US climate chief says fraught relations with China spell ‘serious trouble’ for efforts to achieve goals
- ‘If climate becomes … one of the weapons in the bilateral back and forth, we’re cooked,’ John Kerry, the US special presidential envoy for climate, says
- Kerry says that China and Russia are not moving quickly enough on climate goals, while acknowledging roadblocks in the US
Climate cooperation between the United States and China is more fraught now than it was just months ago, due to deepening bilateral frictions that threaten to leave the world in “serious trouble”, Washington’s chief climate envoy warned on Wednesday.
Cooperation on ways to limit climate change is “harder now because some of the differences of opinion between our countries have been hardened and sharpened, and that makes the diplomacy more complicated”, John Kerry, the US special presidential envoy for climate, said.
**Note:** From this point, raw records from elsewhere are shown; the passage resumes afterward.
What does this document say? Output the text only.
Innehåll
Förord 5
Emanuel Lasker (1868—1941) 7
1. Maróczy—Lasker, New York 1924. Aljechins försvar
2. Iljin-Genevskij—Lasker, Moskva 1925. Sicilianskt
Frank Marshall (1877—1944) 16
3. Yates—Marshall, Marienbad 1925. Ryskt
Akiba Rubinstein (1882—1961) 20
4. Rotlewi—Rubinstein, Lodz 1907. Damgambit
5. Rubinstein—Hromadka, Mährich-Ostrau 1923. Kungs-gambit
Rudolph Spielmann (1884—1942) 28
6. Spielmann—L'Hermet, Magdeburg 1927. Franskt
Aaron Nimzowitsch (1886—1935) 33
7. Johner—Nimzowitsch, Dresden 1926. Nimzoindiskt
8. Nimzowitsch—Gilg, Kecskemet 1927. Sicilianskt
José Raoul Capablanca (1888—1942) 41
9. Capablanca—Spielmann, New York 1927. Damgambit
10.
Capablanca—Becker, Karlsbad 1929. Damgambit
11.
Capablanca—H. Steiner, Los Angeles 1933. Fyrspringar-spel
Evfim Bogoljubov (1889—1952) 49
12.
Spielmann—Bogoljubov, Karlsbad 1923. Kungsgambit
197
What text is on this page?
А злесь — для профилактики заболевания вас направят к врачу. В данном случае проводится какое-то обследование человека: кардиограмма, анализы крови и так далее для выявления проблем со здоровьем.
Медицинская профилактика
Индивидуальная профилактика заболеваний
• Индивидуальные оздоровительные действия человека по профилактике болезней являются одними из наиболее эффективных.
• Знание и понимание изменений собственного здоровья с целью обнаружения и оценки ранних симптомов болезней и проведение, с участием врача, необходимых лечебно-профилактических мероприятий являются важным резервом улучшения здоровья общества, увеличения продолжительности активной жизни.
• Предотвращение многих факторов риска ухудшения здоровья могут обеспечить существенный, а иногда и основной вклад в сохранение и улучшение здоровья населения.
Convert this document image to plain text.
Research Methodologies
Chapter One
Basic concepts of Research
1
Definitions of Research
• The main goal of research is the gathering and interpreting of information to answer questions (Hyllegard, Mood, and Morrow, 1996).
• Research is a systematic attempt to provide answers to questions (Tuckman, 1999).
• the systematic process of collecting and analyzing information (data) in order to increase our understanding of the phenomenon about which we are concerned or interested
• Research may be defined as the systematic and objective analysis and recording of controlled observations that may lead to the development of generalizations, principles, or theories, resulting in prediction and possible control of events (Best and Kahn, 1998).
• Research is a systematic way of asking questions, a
“If climate becomes one of the tools, one of the weapons in the bilateral back and forth, we’re cooked, we’re in serious trouble,” said Kerry, speaking at a virtual event hosted by the Washington-based Center for Global Development.
Against that backdrop, Kerry urged the US and China to keep the climate issue separated from other issues, stressing that both countries – along with the rest of the world – stood to suffer the consequences of rapidly melting ice caps.